Heiß diskuttiert ist die Frage, wie man einen Hund richtig ernährt. Dabei dreht sich alles rund um das Thema Fleisch, und um das
Thema der Füllstoffe, mit dem das industrielle Hundefutter gestreckt wird. Auch sind zahlreiche Zusatzstoffe wie Geschmacksverstärker,
Haltbarkeitsstoffe etc. im Hundefutter zu finden. Gerade das Trockenfutter eignet sich gut dazu, alle möglichen Bestandteile - gerade
auch die minderwertigen und billigen - zusammen zu mixen und den Kunden als hochwertiges Futter anzupreisen. In Nassfutter ist es da
schon schwieriger, minderwertige Bestandteile zu verstecken, so dass Hundehalter lieber zu diesem Futtermittel greifen - es sieht einfach
mehr nach Fleisch aus. Doch das Nassfutter hat den Nachteil, dass es unter zahnmedizinischem Aspekt nachteilig ist. Hunde putzen sich in
der Regel nicht die Zähne, und so sind mittelfristig Probleme mit den Zähnen absehbar.
Das Barfen ist eine Ernährungsmethode, die ebenfalls nicht unumstritten ist. Barfen, das ist die Bezeichnung für die Verfütterung
von rohem Fleisch. Vor einigen Jahren ist man noch davon ausgegangen dass man dies besser nicht tun sollte, weil die Hunde "blutgeil"
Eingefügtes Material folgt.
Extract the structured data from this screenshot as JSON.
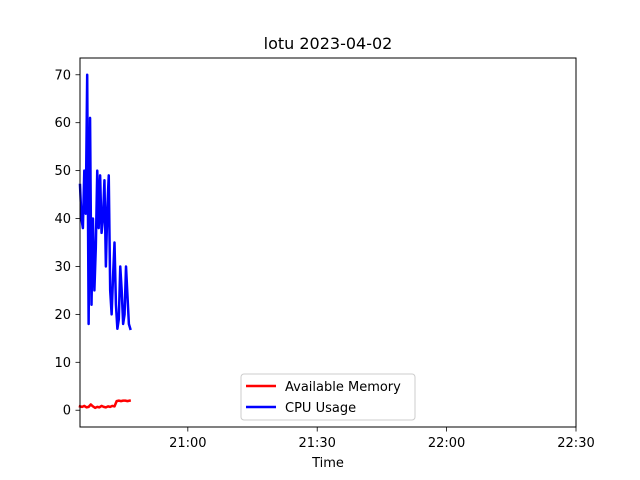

werden könnten. Die Barfer füttern ihren Hunden in der Regel noch zusätzlich Gemüse, damit die Versorgung von allen Vitaminen und
Mineralstoffen gewährleistet ist. Das Barfen hat den Vorteil, dass man genau weiss, was man seinem Hund verfüttert.
In der Praxis jedoch wird von den meisten Hundehaltern Trockenfutter verfüttert. Dies erkennt man auch an der enormen Auswahl in
den Tierbedarf-Geschäften. Dutzende von Marken und noch mehr Produkte, für Hunde in allen Lebenslagen: für die Sensiblen, Alten, Jungen,
Aktiven, Übergewichtigten ... Primär unterscheiden sich die verschiedenen Futtersorten im Preis, die Spannen sind enorm. Jedoch sollte
man in erster Linie nicht auf den Preis, sondern auf die Bestandteile achten. Nicht nur auf den tatsächlichen Anteil an Fleisch, sondern
auch was das Füllmaterial angeht. Denn Trockenfutter besteht in der regel zu einem Großteil aus Getreide. Da Hunde jedoch nicht die
richtigen Enzyme besitzen um Getreide optimal zu verwerten, sollte man auf ein Futter zurückgreifen, dass weniger Getreide, vielleicht
jedoch etwas mehr Mais beinhalten. Ein Beispiel für empfehlenswertes Hundefutter kommt vom Hersteller Josera. Dieses ist nicht überall
erhältlich, sondern lediglich in authorisierten Verkaufsstellen, und auch was Inhalt und Preis angeht, ist das Trockenfutter von Josera
sehr zu empfehlen.
Immer ein Thema bei der Hundeernährung sind Leckerlis. In den Regalen der Supermärkte finden sich unzählige Angebote, die schmackhaft und
zahnpflegend sind bzw. sein wollen. Bei der Wahl der Leckerlis sollte man darauf achten, dass sie keine Bestandteile haben, die dem
Hund zwar sehr gut schmecken, die aber schädlich für ihn sind. So finden sich gerade in den Leckerlis Inhaltsstoffe wie Zucker,
Weichmacher oder Geschmacksstoffe, die nicht nur unnötig sind, sondern auch schädlich. Wer seinem Hund Leckerlis anbieten möchte die "sauber"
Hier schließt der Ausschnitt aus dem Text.